Rotator Cuff Tear
Rotator Cuff Tear web based movie
The rotator cuff is critical to normal, healthy shoulder function, as it plays a vital role in stabilizing the shoulder joint during arm motion. Tears of the rotator cuff are some of the most frequent injuries treated by orthopaedic surgeons, and these tears typically occur in patients older than 45-50 years of age. “Partial-thickness” or incomplete, tears of the rotator cuff can initially be treated non-operatively with rest, anti-inflammatories, cortisone injections, and physical therapy. “Full-thickness” or completes tears are usually recommended for surgery as these tears lack the ability to heal without surgical repair.

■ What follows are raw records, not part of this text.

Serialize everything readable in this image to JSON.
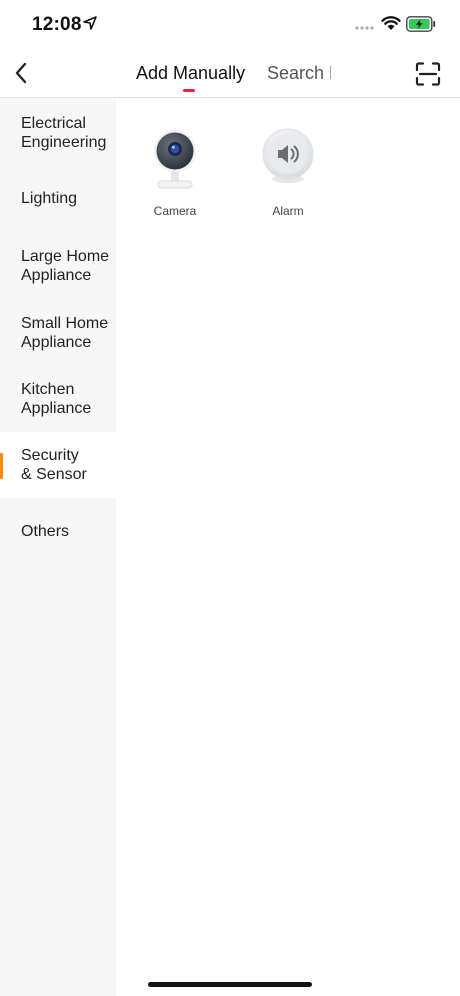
{
  "status": {
    "time": "12:08"
  },
  "nav": {
    "tabs": [
      {
        "label": "Add Manually",
        "active": true
      },
      {
        "label": "Search Devices",
        "active": false
      }
    ]
  },
  "sidebar": {
    "items": [
      {
        "label": "Electrical\nEngineering",
        "active": false
      },
      {
        "label": "Lighting",
        "active": false
      },
      {
        "label": "Large Home\nAppliance",
        "active": false
      },
      {
        "label": "Small Home\nAppliance",
        "active": false
      },
      {
        "label": "Kitchen\nAppliance",
        "active": false
      },
      {
        "label": "Security\n& Sensor",
        "active": true
      },
      {
        "label": "Others",
        "active": false
      }
    ]
  },
  "devices": [
    {
      "name": "Camera",
      "icon": "camera-icon"
    },
    {
      "name": "Alarm",
      "icon": "alarm-speaker-icon"
    }
  ],
  "colors": {
    "accent": "#e8273f",
    "active_marker": "#ff8c00",
    "sidebar_bg": "#f7f7f7"
  }
}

The rotator cuff is composed of four muscles and their attached tendons. The muscles all originate on the shoulder blade and attach to the upper arm bone (or “humerus”) via tendons. The shoulder is a “ball & socket” joint. The upper part of the humerus forms a ball shape and this fits into a small cup or socket (called the “glenoid”) on the outside of the shoulder blade. The ball is much larger than the socket and therefore very unconstrained which allows us to move our shoulders over a wide range. The four tendons of the rotator cuff weave together and form a three-sided sleeve or “cuff” of tendon that surrounds the ball and stabilizes it in the socket. The critical function of the rotator cuff provides the shoulder with a stable point of rotation and allows larger muscles around the shoulder to raise the arm overhead, to the side and behind the back around this fixed point.
Rotator cuff tears may occur after a traumatic injury to the arm, such as a fall or shoulder dislocation. More commonly, however, they occur as attritional injuries due to the tendons “wearing out” over time, which can cause tearing. As we age, blood flow to the tendons lessens and leads to degeneration and weakening of the tissue over time. Stress on the tendons with use of the arm causes fibers of the tendon to rupture, and overtime these tiny ruptures can amount to a full tendon detachment, even without a specific injury to the shoulder. This is why these tears occur more commonly in an older age group. In addition, bone spurs may develop in the areas around the rotator cuff that can rub against the tendon and cause mechanical tearing.
Tears may be “partial-thickness” or “full-thickness.” Partial-thickness tears are incomplete and usually result from general wear-and-tear. Partial tears can be thought of like an old shoelace that has fraying but remains intact. The rotator cuff is 1.5-2.5 centimeters thick in some areas so significant fraying and partial-tearing of the rotator cuff may be present before a full tear occurs. Full-thickness tears are a complete detachment of a portion of the rotator cuff from the upper part of the humerus bone.
Recent research on rotator cuff tearing has given surgeons insight on the fate of untreated full-thickness tears. What we now know is that full tears do not heal if left untreated. The reason for this is that once the tendon detaches completely from the bone it is continually pulled away from the bone and its normal attachment site by the action of the rotator cuff muscles. This is similar to a retractable tape measure used in carpentry. Because of the continual pull of the rotator cuff muscles, full-thickness tears tend to grow larger over time and involve more of the rotator cuff tendons as more stress is placed on the adjacent tendons.
Symptoms of rotator cuff tears generally involve pain with use of the arm. The pain is usually felt on the side of the shoulder and may radiate down the side of the arm to the elbow and into the hand. Painful catching or grinding sensations may occur. Sleep is generally affected as the pain is felt when rolling onto the involved arm. Weakness of the shoulder may be present either due to pain when trying to lift objects, or if the tear is extensive and disrupts normal shoulder function.
Diagnosis is made by a history of the patient’s symptoms and a physical examination of shoulder function. X-rays are evaluated to look for bone spurs or limitation of the space occupied by the rotator cuff by the overlying acromion bone of the shoulder blade. A MRI scan is needed to determine whether a tear is present as tendons cannot be seen on Xrays. MRI is also useful for detecting other injuries in and around the shoulder that may also require treatment. If a patient is unable to have and MRI scan, then an Ultrasound study may be performed instead, though ultrasound images generally do not reveal the same level of detail as a MRI image.
Treatment of rotator cuff tears depends on several factors including the type of tear (partial versus full-thickness), the cause of the tear (sudden injury versus gradual wear-and-tear) and the overall health and activity level of the patient. Full-thickness tears are usually recommended for surgery, particularly if the tear resulted from a sudden injury. Surgical repair is the only treatment that will lead to healing of the torn tendon back to its normal attachment point on the humerus bone and restore normal rotator cuff function. Surgery is particularly indicated for active patients who want to return to activities requiring high-level shoulder function.
In patients with partial-thickness or attritional tears due to wear-and-tear, an initial non-operative treatment approach is usually recommended. This treatment approach involves rest, anti-inflammatory medicine, physical therapy exercises and possibly a cortisone injection. If this initial treatment fails, surgery may be considered.